Facebook created Libra, but the company hopes Libra will become larger than any single company.
Officially, Facebook—via its cryptocurrency subsidiary Calibra—is just one of the association’s 21 members, with each member having equal voting rights.
Facebook has said that it hopes to expand the organization’s membership to more than 100 organizations by the time the Libra payment network launches in 2020.
On Monday, the Libra Association claimed that 1,500 organizations have expressed interest in joining. The group claims that around 180 of those companies meet the Libra Association’s criteria for membership. These criteria vary depending on the type of organization, but factors include a company’s market value (for businesses), the amount of financial deposits (for financial institutions), and annual budget (for non-profits).
The Libra Association is on the prowl for new members after some of its most prominent supporters backed out ahead of Monday’s meeting. The defecting companies were Visa, Mastercard, Paypal, Stripe, eBay, and Mercado Pago. Booking Holdings—the parent company of Priceline, Kayak, OpenTable, and other online reservation services, backed out of the Libra Association just before Monday’s meeting.
The 21 members elected a five-member board of directors.

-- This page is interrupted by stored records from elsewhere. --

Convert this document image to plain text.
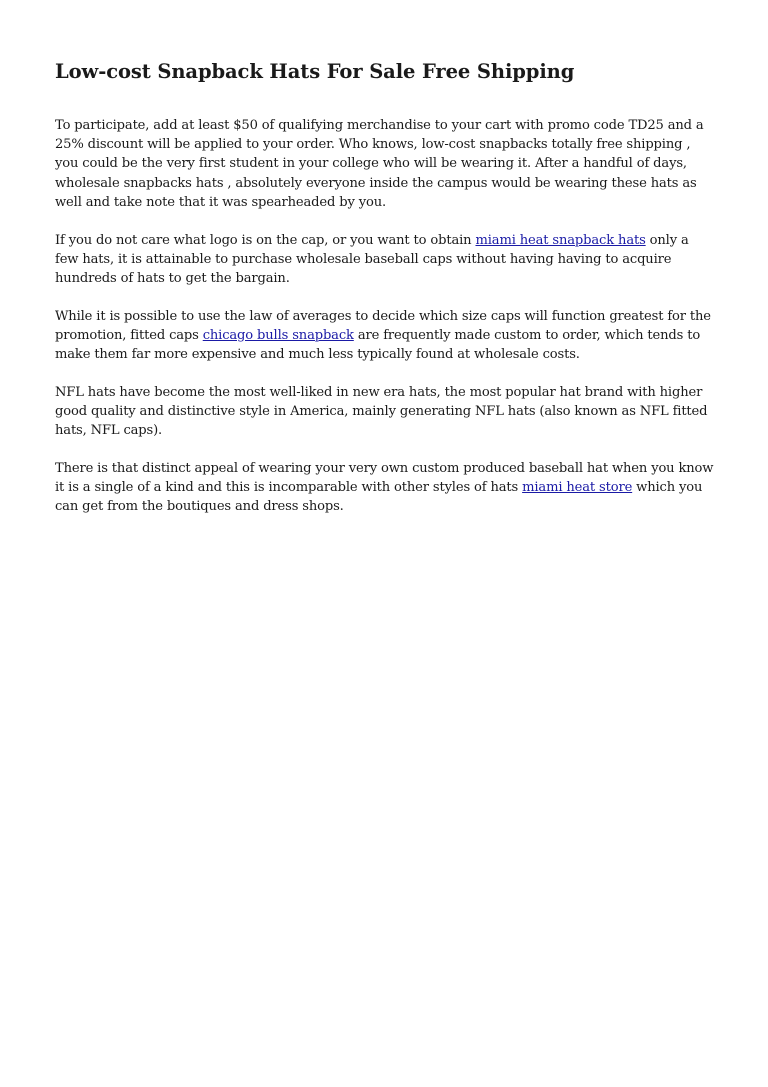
Low-cost Snapback Hats For Sale Free Shipping

To participate, add at least $50 of qualifying merchandise to your cart with promo code TD25 and a 25% discount will be applied to your order. Who knows, low-cost snapbacks totally free shipping , you could be the very first student in your college who will be wearing it. After a handful of days, wholesale snapbacks hats , absolutely everyone inside the campus would be wearing these hats as well and take note that it was spearheaded by you.

If you do not care what logo is on the cap, or you want to obtain miami heat snapback hats only a few hats, it is attainable to purchase wholesale baseball caps without having having to acquire hundreds of hats to get the bargain.

While it is possible to use the law of averages to decide which size caps will function greatest for the promotion, fitted caps chicago bulls snapback are frequently made custom to order, which tends to make them far more expensive and much less typically found at wholesale costs.

NFL hats have become the most well-liked in new era hats, the most popular hat brand with higher good quality and distinctive style in America, mainly generating NFL hats (also known as NFL fitted hats, NFL caps).

There is that distinct appeal of wearing your very own custom produced baseball hat when you know it is a single of a kind and this is incomparable with other styles of hats miami heat store which you can get from the boutiques and dress shops.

Along with Facebook’s David Marcus, the board will include representatives from venture capital firm Andreessen Horowitz, cryptocurrency company Xapo, payment company PayU, and microlending nonprofit Kiva.
PayU is the only conventional payment company to stay in the Libra Association after the departure of better-known payment providers like Visa and Mastercard. Libra is going to need to interface with the conventional financial system, and that will be a lot easier with the active assistance of conventional financial firms. Conventional payment firms are dependent on financial regulators, so they have particular reason to avoid participating in a project that could rub policymakers the wrong way.
Members are expected to each contribute $10 million to support the development of Libra. It’s not clear if organizations made their contributions at Monday’s meeting or if that will happen at a later date.